From June 7th to 10th, 2021, three master students from the 2nd cohort of the ACEIoT master’s program namely Rosemary Nalwanga, Samson Otieno Ooko and Marvin Muyonga Ogore virtually attended the tinyML Europe, Middle East, and Africa (EMEA) 2021 Global Technical Forum (https://www.tinyml.org/event/emea-2021/) to present their preliminary Master Thesis research results on edge artificial intelligence (AI).
The forum’s focus was on Machine Learning (ML) technologies and applications capable of performing on-device sensor data analytics (technically known as inference) at extremely low power, typically in the mW range and below, and hence enabling a variety of always-on real-time use-cases using battery operated or ambient energy harvesting devices.
As great achievements, firstly the research of Marvin on offline non-invasive detection of Cholera at communal water taps has been shortlisted among the best presented abstracts; therefore getting a rare opportunity to present in the tiny talks category among the big industry industrial and research players in Edge AI technologies such as ARM, Qualcomm, Edge Impulse, Infineon, SensiML, ... Secondly, Samson was selected to present his unique research on Edge AI inference for early detection of respiratory diseases from exhaled breath during the student forum among other PHD candidates from across Europe.

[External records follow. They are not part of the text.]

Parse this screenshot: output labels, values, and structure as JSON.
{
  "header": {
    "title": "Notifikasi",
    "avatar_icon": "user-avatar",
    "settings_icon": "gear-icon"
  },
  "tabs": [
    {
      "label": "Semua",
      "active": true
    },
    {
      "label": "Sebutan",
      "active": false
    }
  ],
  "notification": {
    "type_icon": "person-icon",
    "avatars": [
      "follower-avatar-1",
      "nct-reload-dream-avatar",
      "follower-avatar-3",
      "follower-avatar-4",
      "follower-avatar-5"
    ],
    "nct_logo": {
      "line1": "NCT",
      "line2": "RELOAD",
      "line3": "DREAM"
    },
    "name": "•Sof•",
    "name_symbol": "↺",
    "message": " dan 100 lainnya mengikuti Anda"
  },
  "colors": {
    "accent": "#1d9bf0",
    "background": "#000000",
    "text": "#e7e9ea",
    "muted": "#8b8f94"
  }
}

Samson presenting his work during the student forum at Tiny EMEA 2021
Last but not least, the edge AI research use cases in precision agriculture, medicine and smart environment respectively explored by Rosemary, Samson and Marvin, enabled them to get selected to take part in a panel discussion about tinyML for good, interacting with top managers from ARM and Edge Impulse. This panel highlighted the need for more involvement and collaboration as a stepping stone towards ensuring tinyML for good especially in the developing worlds. It was noted that Africa features many open opportunities for TinyML applications in line with the sustainable development goals (SDG) however it is still experiencing logistic challenges in the procurement of embedded devices, components and development boards. At ACEIoT, we have temporarily relied on using embedded simulation and came up with a rapid open-source based edge AI prototyping toolstack, an approach that got a great appreciation from the forum’s audience.
Rosemary, Marvin and Samson among the TinyML for Good panelist at TinyML 20212021
The edge AI research work done by the 3 students is coordinated by Dr Jimmy NSENGA, honorary senior lecturer at ACEIoT. The students are also supervised by Dr. Didaciene Mukanyiligira, Dr. Jean Perre Muhayimpundu, Dr. Kizito, Dr. Ignace Gatare and Dr. Gerald al from the College of Science and Technology, University of Rwanda.